Jakarta, Aktual.com – Pemerintah Cina tengah menjadi sorotan dan dihujani kritik dari masyarakat dunia atas tindakan mereka yang menindas sejumlah besar warga suku Uighur, yang menjadi kelompok minoritas di negara Tirai Bambu.
Tindakan terhadap suku yang kebanyakan beragama muslim ini dilakukan antara lain dengan menahan mereka di kamp-kamp khusus.

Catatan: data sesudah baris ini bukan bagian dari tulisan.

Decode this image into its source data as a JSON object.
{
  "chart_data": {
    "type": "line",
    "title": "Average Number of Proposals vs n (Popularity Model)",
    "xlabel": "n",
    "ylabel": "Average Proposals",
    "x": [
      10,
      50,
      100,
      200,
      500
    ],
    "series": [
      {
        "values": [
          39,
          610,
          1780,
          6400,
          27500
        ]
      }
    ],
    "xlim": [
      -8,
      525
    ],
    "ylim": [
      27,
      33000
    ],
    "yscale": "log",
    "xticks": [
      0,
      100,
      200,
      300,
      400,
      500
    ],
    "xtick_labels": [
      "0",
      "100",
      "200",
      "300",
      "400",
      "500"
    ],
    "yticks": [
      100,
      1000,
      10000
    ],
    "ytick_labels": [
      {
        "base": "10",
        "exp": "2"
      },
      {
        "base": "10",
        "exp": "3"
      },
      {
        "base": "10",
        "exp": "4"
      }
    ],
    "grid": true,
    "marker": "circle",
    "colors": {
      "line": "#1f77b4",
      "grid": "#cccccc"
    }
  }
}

Berdasar laporan dari komite PBB pada Agustus 2016, sedikitnya satu juta warga Uighur dan kelompok Muslim lainnya ditahan di wilayah Xinjiang barat, dan di sana mereka menjalani apa yang disebut program ‘reedukasi, atau ‘pendidikan ulang’.
Meskipun sempat dibantah oleh pemerintah Cina, tetapi penindasan terhadap suku Uighur tak bisa ditutupi lagi lantaran semakin banyak bukti pengawasan opresif terhadap orang-orang di Xinjiang yang dimunculkan ke ruang publik.
Pemerintah Cina membantah tudingan kelompok-kelompok HAM itu. Pada saat yang sama, ada semakin banyak bukti pengawasan opresif terhadap orang-orang yang tinggal di Xinjiang. Pejabat tinggi Cina mengatakan orang-orang di Xinjiang itu mendapatkan ‘pelatihan kejuruan’ karena wilayah itu menghadapi ancaman ‘tiga kekuatan jahat’: terorisme, ekstremisme dan separatisme.
Di Indonesia, aksi protes terhadap kekejaman Cina terhadap muslim Uighur pun terus berdatangan. Yang paling baru adalah unjuk rasa Aksi Bela Muslim Uighur di Jakarta, Jumat (21/12) yang dihadiri oleh ribuan orang.
Menanggapi hal ini, Sekjen Indonesia Muda, Agung Nugroho mengatakan, pernyataan pemerintah Cina sangat berbeda dengan laporan Human Rights Watch, yang menyebutkan adanya pemantauan sangat ketat terhadap suku Uighur.
“Mereka harus memberikan sampel biometrik dan DNA. Dilaporkan terjadi penangkapan terhadap mereka yang memiliki kerabat di 26 negara yang dianggap ‘sensitif’. Dan hingga satu juta orang telah ditahan,” ujar Agung, Jumat (21/12).
“Kelompok-kelompok HAM mengatakan orang-orang di kamp-kamp itu dipaksa belajar bahasa Mandarin dan diarahkan untuk mengecam, bahkan meninggalkan keyakinan iman mereka,” tambahnya.
Tak hanya itu, lanjut Agung, bahkan tindakan Cina sampai terjadi penyiksaan fisik maupun psikologis yang mereka alami di kamp-kamp penahanan.
“Seluruh keluarga mereka (tahanan Uighur) lenyap, dan mereka (kelompok HAM) mengatakan bahwa para tahanan disiksa secara fisik dan mental,” jelas Agung.
Karenanya, Agung pun berpendapat agar pemerintah Indonesia mampu “melontarkan kritik” yang tegas terhadap pemerintah Cina. Mengingat dalam UUD 1945, politik luar negeri yang dianut Indonesia oleh bebas dan aktif sehingga tak perlu khawatir terhadap bantuan-bantuan yang digulirkan oleh Cina.
Terlebih, Indonesia merupakan negara dengan penduduk muslim terbesar di dunia yang membuat pemerintah Jokowi memiliki tanggung jawab moral terhadap keberlangsungan muslim Uighur di Cina.
“Indonesia Muda mendesak pemerintah Jokowi untuk segara bersikap tegas kepada pemerintah Cina untuk segera menghentikan diskriminasi dan persekusi terhadap minoritas Muslim Uighur. Pemerintah Indonesia harus mendesak PBB membuka kasus penyelidikan terhadap tindak kejahatan Kemanusiaan Pemerintah Cina kepada Muslim Uighur,” tegas Agung dengan tegas.